Risky Business Podcast
April 15, 2011
Risky Business #191 -- Nuclear weapons security and infosec
Presented by
CEO and Publisher
Technology Editor
This week's show is a doozie!
We're joined by Brian Snow to discuss risk-based security. Brian, who was the technical director of information assurance for the NSA in the US, recently contributed to a security review of US Department of Energy Nuclear Weapons Facilities. (You can download the unclassified version of the report here for free with registration.)
The review sought to understand if Probabilistic Risk Assessment (PRA) methodologies could be used to improve the cost effectiveness of the DoE's security.
The review found that PRA is, in fact, not suited to managing risk in malicious environments. It's great for modelling likely failures of power supplies in data centres, but not so good at modelling attack scenarios.
Basically it boils down to the fact that it's impossible to assign a likelihood to an unknown attack.

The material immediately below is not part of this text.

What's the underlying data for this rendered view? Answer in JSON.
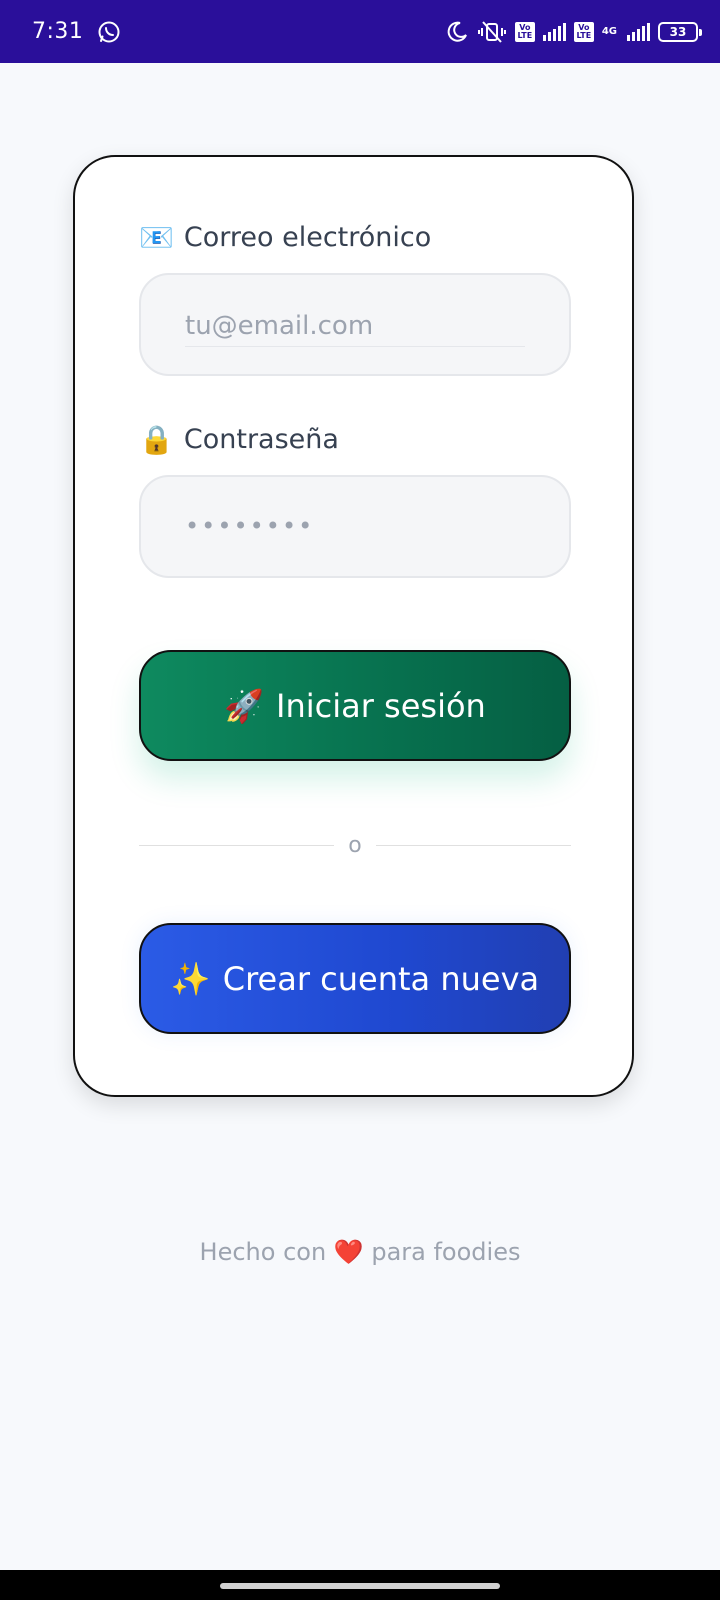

So how on earth did risk-based security become the "standard" way of doing things in the enterprise? What use is a risk register if high-impact, low-likelihood adverse events can't be reliably quantified?
Brian joins us to discuss. It's a corker interview.
Adam Boileau joins the show for this week's news. He seems especially keen to sing CA's praises this week. Metstorm <3's CA. He even has CA pyjamas. I've seen them.